'Nasty questions' to ask your security vendors
The Jericho Forum's Self-Assessment Scheme is for security vendors that want to check whether their products are cloud-ready, and for prospective buyers who want to vet those products. The tool is based on the forum's 11 commandments for security, which are basically a checklist that can be used in RFPs. It asks direct questions intended to expose security flaws or potential loopholes in products, and includes a scoring process.

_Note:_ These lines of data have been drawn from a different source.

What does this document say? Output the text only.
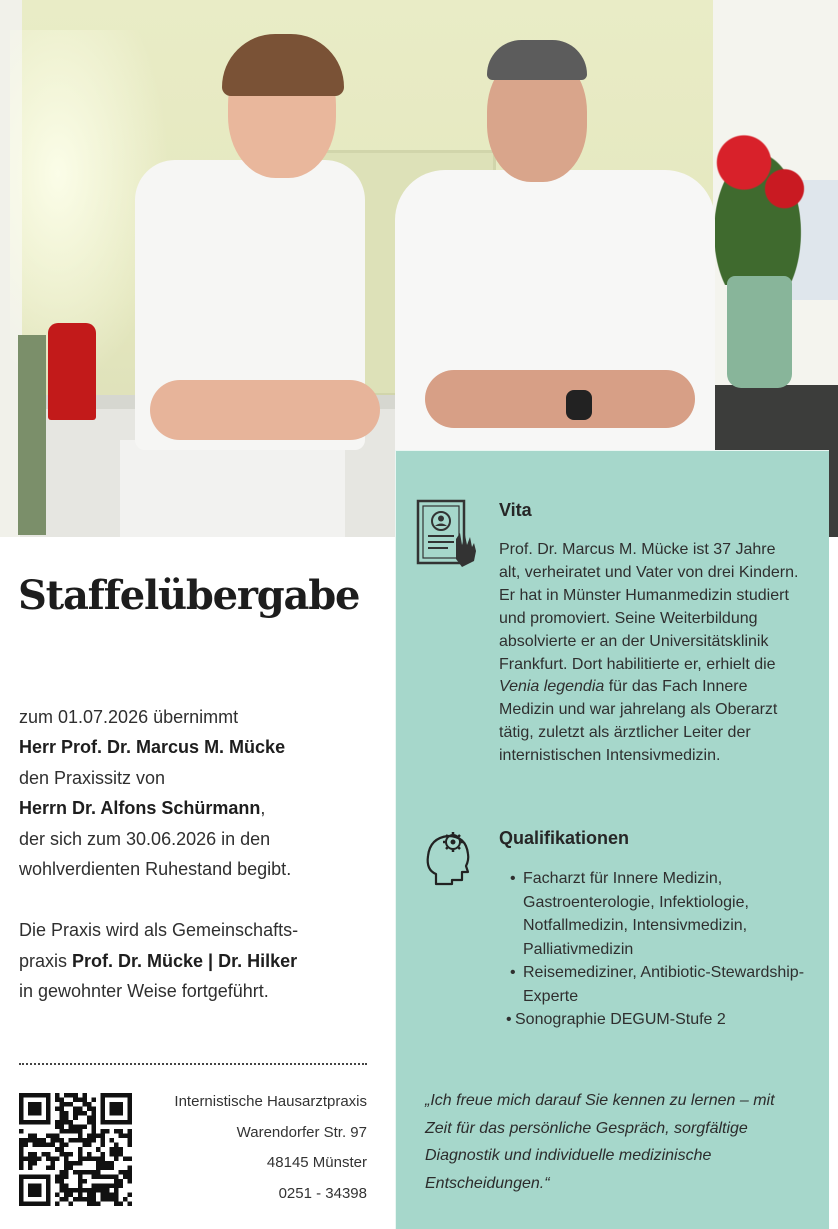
Staffelübergabe

zum 01.07.2026 übernimmt

Herr Prof. Dr. Marcus M. Mücke

den Praxissitz von

Herrn Dr. Alfons Schürmann,

der sich zum 30.06.2026 in den

wohlverdienten Ruhestand begibt.

Die Praxis wird als Gemeinschafts-

praxis Prof. Dr. Mücke | Dr. Hilker

in gewohnter Weise fortgeführt.

Internistische Hausarztpraxis
Warendorfer Str. 97
48145 Münster
0251 - 34398
Vita

Prof. Dr. Marcus M. Mücke ist 37 Jahre alt, verheiratet und Vater von drei Kindern. Er hat in Münster Humanmedizin studiert und promoviert. Seine Weiterbildung absolvierte er an der Universitätsklinik Frankfurt. Dort habilitierte er, erhielt die Venia legendia für das Fach Innere Medizin und war jahrelang als Oberarzt tätig, zuletzt als ärztlicher Leiter der internistischen Intensivmedizin.

Qualifikationen
• Facharzt für Innere Medizin, Gastroenterologie, Infektiologie, Notfallmedizin, Intensivmedizin, Palliativmedizin
• Reisemediziner, Antibiotic-Stewardship-Experte
• Sonographie DEGUM-Stufe 2

„Ich freue mich darauf Sie kennen zu lernen – mit Zeit für das persönliche Gespräch, sorgfältige Diagnostik und individuelle medizinische Entscheidungen.“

Vendors will be able to add a Jericho Forum "Self-Assessed" logo on their Websites, according to the Forum.
Bob West, founder and CEO of EchelonOne and a Jericho Forum board member, says he envisions the tool as an overall scorecard. "I see this as being part of a requirements document or checklist," West says. "It's looking at a particular technology and incorporating it into a broader context."
Given the self-policing nature of the tool, it relies on the honor system: "We can't make an assumption that it's 100 percent accurate," he says. "There's still an additional amount of due diligence that needs to be done [by the buyer]. But at least you know the vendor has been thinking about this."
West says the tool is "actionable" information that buyers can use and basically puts the Jericho Forum's commandments to work. While it's an ideal fit for prospective cloud computing buyers, it can also be used for the corporate enterprise environment, he says.